The study, which draws a comparison between modern results and those obtained before 1990, elaborated that the conservative management strategy can be described as "benign neglect" of the cancer - meaning wait and treat only if symptoms crop up.
The team of researchers from the Cancer Institute of New Jersey, led by epidemiologist Grace Lu-Yao, said that, compared to the 1990s, men diagnosed of locally- confined prostate cancer have a 60 percent lower risk of dying within a decade of being diagnosed of the cancer.
The researchers further added that, before the 1990s, men with so-called intermediate-risk cancer faced 15-23 percent death risk within ten years of the diagnosis; which post-1990 had been lowered to 2-6 percent.
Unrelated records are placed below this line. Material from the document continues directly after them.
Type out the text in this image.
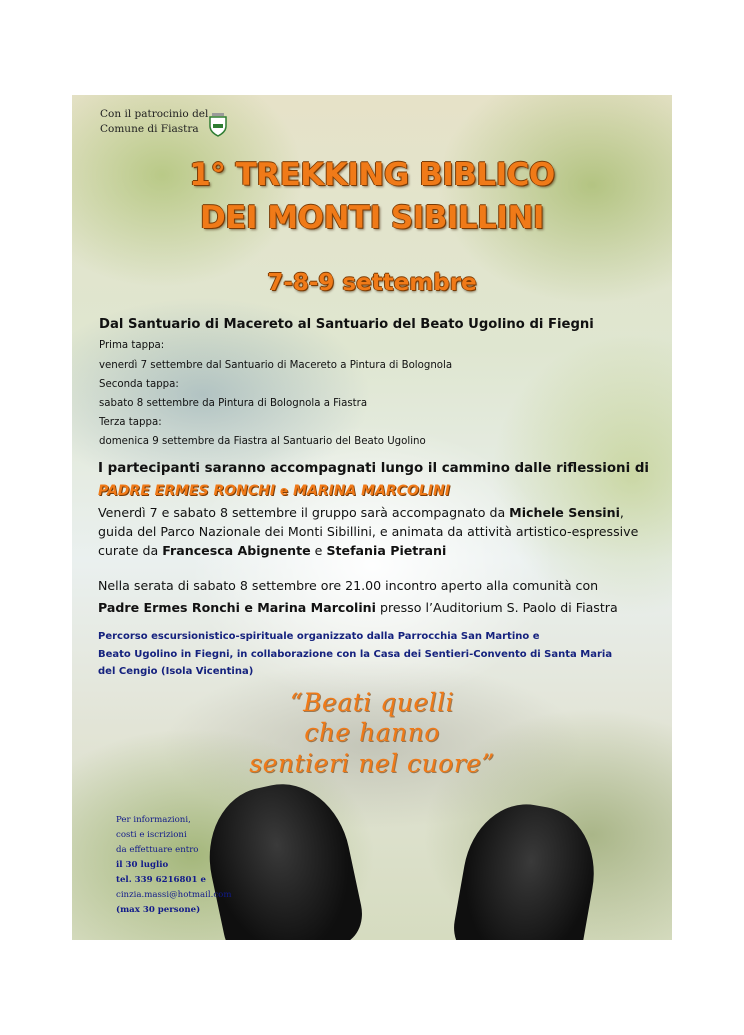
Con il patrocinio del
Comune di Fiastra
1° TREKKING BIBLICO
DEI MONTI SIBILLINI
7-8-9 settembre
Dal Santuario di Macereto al Santuario del Beato Ugolino di Fiegni
Prima tappa:
venerdì 7 settembre dal Santuario di Macereto a Pintura di Bolognola
Seconda tappa:
sabato 8 settembre da Pintura di Bolognola a Fiastra
Terza tappa:
domenica 9 settembre da Fiastra al Santuario del Beato Ugolino
I partecipanti saranno accompagnati lungo il cammino dalle riflessioni di
PADRE ERMES RONCHI e MARINA MARCOLINI
Venerdì 7 e sabato 8 settembre il gruppo sarà accompagnato da Michele Sensini,
guida del Parco Nazionale dei Monti Sibillini, e animata da attività artistico-espressive
curate da Francesca Abignente e Stefania Pietrani
Nella serata di sabato 8 settembre ore 21.00 incontro aperto alla comunità con
Padre Ermes Ronchi e Marina Marcolini presso l’Auditorium S. Paolo di Fiastra
Percorso escursionistico-spirituale organizzato dalla Parrocchia San Martino e
Beato Ugolino in Fiegni, in collaborazione con la Casa dei Sentieri-Convento di Santa Maria
del Cengio (Isola Vicentina)
“Beati quelli
che hanno
sentieri nel cuore”
Per informazioni,
costi e iscrizioni
da effettuare entro
il 30 luglio
tel. 339 6216801 e
cinzia.massi@hotmail.com
(max 30 persone)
In addition, only 4-11 percent of the men needed chemotherapy, radiation or surgery to lessen the cancer symptoms during the follow-up period.
The findings by Lu-Yao and her colleagues were based on the data collected by the government's Surveillance, Epidemiology and End Results registry - which depends on Medicare data. Having studied the statistics pertaining to 14,516 men with prostate cancer, aged more than 66 years, the researchers found that none of the men had received treatment in the first six months after diagnosis.